Thursday, November 30, 2006

His Name is Tripod, and He Wears a Beret


A Wegman dog, front-loaded

I treat this blog in a manner very similar to those people who like to dress up their pets in little outfits. That is, it's my precious, of infinite fascination to myself even though to other people ....

not so much

Naturally, I like to give it pretty things, like a site-visit counter and a home on Technorati.

Thus, when I discovered a website that allows you to create your own free Internet polls -- and not only to create them but to rotate them through your blog, each return to the blog resulting in the appearance of yet another poll from your "playlist," I could not resist the opportunity any more than the average American could resist putting a Santa outfit on a kitty.

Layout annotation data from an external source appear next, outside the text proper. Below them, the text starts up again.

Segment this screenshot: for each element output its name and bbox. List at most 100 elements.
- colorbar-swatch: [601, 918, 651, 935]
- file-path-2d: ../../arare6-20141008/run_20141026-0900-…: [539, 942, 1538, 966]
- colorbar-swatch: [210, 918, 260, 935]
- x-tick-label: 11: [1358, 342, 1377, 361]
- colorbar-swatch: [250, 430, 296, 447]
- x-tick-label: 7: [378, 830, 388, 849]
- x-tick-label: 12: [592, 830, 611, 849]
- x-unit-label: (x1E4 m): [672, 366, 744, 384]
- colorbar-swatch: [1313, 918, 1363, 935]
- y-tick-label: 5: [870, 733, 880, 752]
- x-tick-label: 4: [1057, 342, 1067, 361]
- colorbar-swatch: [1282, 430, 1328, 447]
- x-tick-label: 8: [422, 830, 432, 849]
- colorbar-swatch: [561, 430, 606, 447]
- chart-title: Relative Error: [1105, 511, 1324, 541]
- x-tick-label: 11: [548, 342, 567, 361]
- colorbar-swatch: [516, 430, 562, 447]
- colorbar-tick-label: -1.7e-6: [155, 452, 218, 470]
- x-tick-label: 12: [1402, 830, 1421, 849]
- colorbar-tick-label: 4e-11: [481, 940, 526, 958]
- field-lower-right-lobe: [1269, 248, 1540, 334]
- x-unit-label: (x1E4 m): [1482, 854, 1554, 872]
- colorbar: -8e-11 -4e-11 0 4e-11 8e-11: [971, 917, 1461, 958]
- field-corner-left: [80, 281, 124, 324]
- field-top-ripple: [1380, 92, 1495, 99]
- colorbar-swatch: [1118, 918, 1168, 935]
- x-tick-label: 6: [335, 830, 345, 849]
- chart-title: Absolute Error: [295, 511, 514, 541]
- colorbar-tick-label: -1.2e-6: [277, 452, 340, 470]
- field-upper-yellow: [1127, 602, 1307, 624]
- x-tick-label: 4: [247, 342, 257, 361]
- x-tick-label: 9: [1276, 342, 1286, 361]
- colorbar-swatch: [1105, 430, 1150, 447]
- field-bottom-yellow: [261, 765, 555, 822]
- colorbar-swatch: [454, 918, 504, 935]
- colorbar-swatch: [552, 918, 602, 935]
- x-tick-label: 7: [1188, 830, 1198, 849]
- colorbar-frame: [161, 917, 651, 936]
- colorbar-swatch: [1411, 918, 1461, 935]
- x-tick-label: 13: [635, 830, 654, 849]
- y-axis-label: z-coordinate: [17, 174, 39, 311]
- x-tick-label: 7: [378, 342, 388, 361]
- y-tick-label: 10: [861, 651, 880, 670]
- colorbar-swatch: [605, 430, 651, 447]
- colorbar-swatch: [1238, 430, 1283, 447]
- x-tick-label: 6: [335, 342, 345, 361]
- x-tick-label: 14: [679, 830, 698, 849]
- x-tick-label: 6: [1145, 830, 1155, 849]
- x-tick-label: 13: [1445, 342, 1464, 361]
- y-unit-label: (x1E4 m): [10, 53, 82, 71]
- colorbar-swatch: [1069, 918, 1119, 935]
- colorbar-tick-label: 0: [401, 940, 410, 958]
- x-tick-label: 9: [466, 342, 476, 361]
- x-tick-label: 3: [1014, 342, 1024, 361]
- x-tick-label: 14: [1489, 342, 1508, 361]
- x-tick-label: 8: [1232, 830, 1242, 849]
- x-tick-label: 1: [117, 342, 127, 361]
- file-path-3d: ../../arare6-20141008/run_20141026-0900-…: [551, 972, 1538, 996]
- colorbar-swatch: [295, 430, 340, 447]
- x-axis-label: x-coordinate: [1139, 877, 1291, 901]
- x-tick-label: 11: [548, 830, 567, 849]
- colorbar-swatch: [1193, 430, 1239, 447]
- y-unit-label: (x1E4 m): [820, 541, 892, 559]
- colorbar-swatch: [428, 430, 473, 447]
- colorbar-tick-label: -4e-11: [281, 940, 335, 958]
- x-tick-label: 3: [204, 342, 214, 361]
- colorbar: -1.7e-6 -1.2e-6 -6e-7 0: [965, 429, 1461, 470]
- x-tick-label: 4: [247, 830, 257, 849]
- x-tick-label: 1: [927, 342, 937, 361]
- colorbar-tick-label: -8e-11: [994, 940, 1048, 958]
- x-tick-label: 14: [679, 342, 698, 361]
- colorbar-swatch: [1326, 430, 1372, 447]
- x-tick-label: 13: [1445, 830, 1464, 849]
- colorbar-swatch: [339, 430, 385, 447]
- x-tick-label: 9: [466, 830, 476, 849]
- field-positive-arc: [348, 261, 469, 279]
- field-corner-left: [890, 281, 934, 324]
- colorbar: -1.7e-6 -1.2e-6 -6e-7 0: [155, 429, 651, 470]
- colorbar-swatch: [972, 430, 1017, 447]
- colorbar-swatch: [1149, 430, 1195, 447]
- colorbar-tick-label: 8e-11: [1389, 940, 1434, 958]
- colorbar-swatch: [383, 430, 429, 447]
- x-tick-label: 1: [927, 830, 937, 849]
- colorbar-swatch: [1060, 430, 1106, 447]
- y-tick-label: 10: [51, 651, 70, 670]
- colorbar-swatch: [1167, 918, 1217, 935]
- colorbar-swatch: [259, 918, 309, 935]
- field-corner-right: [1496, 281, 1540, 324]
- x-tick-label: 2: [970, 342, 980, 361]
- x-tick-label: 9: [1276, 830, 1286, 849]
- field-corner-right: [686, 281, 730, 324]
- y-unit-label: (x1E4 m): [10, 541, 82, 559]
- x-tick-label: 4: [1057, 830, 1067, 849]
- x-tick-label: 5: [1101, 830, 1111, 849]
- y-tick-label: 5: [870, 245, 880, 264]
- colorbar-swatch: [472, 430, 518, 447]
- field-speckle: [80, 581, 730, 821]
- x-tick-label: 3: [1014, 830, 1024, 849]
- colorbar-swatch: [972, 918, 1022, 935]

In the service of efficiency, I quickly knocked together a couple of polls to go with my first stoke, my prized "favorite bigot" poll, and out the blue -- a profound blue shading toward violet like Elizabeth Taylor's eyes -- came the poll question "If you had a three-legged dog, which leg would you prefer to be missing."

I have a strong admiration for three-legged dogs. I consider them brave, good, exemplary. I am not disrespecting three-legged dogs. But I somehow assumed that it would be better to be missing a rear leg than a front leg.

Early poll results suggest I was wrong, and maybe I was, the dog pictured above to the contrary. I suppose it is better to be able to rear up on your haunches than to be able to pull yourself forward like a car with front-wheel drive.

If anyone has some insight, personal or otherwise, on this question, I would certainly welcome it. I don't want to seem callous, not when it comes to three-legged dogs.

1 comment:

B. Wieder said...

Rear leg loss said to be easier on the dog. Our experience with dog leg loss was so utterly awful that you don't want to know about it. I applaud any and all tri-dogs who've pulled it off.